Otto of Bavaria – The whacky baby brother of Ludwig. After the Franco-Prussian war, he really went full mental and suffered from PTSD. He was under the care of Dr. Gudden, who labeled the boys as having no cheese on their crackers. He was a politically ambitious prick and was not to be trusted. He wanted to get rid of the boys and become the big man of Munich. But, unfortunately, it didn’t work out for him.
Otto was hidden away until he showed up at Frauenkirche church and made a big scene one day. He stamped his foot so hard that it left an impression in the stone. The church labeled it the Devil’s footprint to hide that it was Otto’s foot and he was very strong. After that, he went downhill pretty fast. Finally, he was tucked away in a tower. Otto was to be the one to provide an heir since his big brother refused the job. No woman wanted Otto as how much fun would it be to get laid by a crazy man? Well…. never mind.
Upon Ludwig’s death, Otto became king, but no one told him. He was living in the tower at the time, stuck up there with nothing but a pen and few pieces of paper for entertainment. He wrote scathing notes and fashioned them into a paper airplane, then tossed them out the window. The royal museum has an entire room full of these notes and drawing he made of his shoes.

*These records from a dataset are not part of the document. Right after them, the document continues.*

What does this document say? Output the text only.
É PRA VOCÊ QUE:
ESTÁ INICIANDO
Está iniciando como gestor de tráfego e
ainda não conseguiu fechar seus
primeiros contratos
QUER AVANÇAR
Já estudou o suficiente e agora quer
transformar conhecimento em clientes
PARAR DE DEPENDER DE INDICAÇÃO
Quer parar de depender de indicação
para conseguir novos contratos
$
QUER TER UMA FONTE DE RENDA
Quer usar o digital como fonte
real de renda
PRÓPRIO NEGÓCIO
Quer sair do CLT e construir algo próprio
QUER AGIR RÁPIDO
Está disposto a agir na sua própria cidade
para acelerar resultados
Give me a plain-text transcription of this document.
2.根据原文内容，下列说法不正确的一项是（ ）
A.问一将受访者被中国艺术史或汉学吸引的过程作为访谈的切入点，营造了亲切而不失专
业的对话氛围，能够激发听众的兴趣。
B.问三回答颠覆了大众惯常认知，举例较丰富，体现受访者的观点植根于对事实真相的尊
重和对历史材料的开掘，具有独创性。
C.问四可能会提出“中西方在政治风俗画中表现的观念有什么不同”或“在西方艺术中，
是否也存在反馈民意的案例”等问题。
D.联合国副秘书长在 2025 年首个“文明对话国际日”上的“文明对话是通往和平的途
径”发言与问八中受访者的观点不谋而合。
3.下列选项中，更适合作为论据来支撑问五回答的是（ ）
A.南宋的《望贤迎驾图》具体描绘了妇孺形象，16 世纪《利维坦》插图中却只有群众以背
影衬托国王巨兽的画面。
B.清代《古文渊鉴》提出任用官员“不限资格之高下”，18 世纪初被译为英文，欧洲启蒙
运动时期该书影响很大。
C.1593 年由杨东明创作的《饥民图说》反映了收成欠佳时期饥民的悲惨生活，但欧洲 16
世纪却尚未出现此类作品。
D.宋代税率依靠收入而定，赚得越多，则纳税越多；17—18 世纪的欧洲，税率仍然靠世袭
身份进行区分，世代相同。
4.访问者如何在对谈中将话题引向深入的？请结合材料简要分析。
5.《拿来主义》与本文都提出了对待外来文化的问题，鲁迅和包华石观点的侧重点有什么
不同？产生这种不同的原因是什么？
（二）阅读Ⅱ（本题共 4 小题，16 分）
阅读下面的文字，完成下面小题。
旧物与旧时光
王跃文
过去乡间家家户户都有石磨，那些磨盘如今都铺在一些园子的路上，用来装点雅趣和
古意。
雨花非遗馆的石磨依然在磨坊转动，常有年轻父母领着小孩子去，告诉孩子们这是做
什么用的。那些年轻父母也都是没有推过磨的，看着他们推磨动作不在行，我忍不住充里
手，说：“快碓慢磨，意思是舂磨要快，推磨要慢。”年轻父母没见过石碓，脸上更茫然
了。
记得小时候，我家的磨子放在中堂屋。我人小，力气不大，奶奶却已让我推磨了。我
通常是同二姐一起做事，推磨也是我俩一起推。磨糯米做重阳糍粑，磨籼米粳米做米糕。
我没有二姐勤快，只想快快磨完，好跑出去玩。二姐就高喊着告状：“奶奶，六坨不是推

His cousin had to take over because Otto was true loony tunes at that time. The cousin changed his name to King Ludwig III to confuse the commoners that could not keep up with this family’s shenanigans. Poor Otto dies of a bowl obstruction at age 68. He ate paper. He is at Michaelskirche in Munich in a metal coffin, not very majestic really, just kind of tossed down there on the floor.